The bottom horse is called a True White.


----------



## SpiritJordanRivers

Ya'll are right, the first 2 pics are Nero, but the article I read didn't say anything about being 1/4 arab, I'll have to go back and read it. I just looked further into the last pic and it's a half friesian.


----------



## SpiritJordanRivers

mountainhorse44, I've heard that cremellos have dark eyes and perlinos have blue eyes . . .


----------



## Rissa

You guys wondering about the Friesian registry thing need to read up on FHANA.

They are very, very picky. This breed almost went extinct.

FHANA - Friesian Horse Association of North America

Keegan's photos are in there somewheres.


----------



## wild_spot

Your correct, mountain horse. There is no such thing as an albino horse, it doesn't exist. Albinism is shown by the absence of pigment, which results in pink skin, white hair, and red eyes. Any horses that look white are either grey, or a dilute.


----------



## Spastic_Dove

They've got nothing on the black ones


----------



## CheyAut

All double dilutes (cremellos, perlinos, and smokey creams) have blue eyes.

But white horses CAN have blue eyes, as well. Splash and Frame both cause blue eyes, so if you have, for example, a max white sabino that also has frame or splash, it can have blue eyes.


----------



## Prince24

those chestnut ones are stunning! someone should make another breed out of those I think. They are too good to waste!


----------



## Poseidon

That chestnut (or Fox) Friesian's name is Molly. I think that last picture is part Appaloosa.. I've seen the picture before.

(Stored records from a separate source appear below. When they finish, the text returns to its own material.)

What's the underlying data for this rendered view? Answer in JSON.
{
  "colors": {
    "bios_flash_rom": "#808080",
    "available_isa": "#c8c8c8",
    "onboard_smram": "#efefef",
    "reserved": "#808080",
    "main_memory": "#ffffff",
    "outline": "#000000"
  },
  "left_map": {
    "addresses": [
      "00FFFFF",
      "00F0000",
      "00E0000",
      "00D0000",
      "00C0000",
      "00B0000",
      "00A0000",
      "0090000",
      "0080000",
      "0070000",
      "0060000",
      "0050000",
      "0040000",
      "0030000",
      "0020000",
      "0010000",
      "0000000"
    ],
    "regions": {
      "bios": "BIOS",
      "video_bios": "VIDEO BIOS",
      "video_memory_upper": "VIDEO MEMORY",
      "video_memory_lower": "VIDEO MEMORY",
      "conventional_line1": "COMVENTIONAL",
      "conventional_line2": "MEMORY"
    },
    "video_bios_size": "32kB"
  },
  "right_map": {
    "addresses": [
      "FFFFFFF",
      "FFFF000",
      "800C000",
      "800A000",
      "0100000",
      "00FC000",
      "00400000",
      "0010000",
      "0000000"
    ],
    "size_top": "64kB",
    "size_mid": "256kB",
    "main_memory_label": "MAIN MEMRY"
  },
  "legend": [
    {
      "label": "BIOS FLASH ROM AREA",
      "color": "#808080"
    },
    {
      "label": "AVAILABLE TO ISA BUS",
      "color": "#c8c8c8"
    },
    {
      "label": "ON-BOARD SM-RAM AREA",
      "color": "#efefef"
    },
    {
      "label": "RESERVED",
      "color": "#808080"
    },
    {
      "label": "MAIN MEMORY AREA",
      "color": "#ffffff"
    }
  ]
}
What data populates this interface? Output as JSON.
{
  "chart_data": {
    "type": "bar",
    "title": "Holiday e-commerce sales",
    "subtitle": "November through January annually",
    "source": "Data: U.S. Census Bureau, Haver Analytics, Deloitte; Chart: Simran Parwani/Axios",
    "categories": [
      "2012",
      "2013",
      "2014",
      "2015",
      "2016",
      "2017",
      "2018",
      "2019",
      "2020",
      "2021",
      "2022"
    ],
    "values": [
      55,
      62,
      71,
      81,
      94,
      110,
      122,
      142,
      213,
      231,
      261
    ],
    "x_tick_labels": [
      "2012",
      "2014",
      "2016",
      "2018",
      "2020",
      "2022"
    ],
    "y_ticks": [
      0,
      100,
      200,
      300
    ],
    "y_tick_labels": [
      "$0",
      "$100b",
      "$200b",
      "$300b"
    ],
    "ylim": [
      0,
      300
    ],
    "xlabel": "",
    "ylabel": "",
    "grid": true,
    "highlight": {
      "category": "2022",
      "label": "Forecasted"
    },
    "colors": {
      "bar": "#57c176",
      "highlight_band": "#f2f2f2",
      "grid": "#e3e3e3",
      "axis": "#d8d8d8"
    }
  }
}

I just saw Mystic Warrior (really loud Appy/Friesian as a foal, but has grayed out ((gray dam)) to almost white) on facebook today. 

Also, I'm pretty sure first generation chestnut Friesians are registerable because it wasn't exactly their fault, but if you breed one, its offspring aren't because it would be purposefully creating more red Friesians, which is extremely frowned upon. 

I do love fox Friesians though and that mare is just stunning.


----------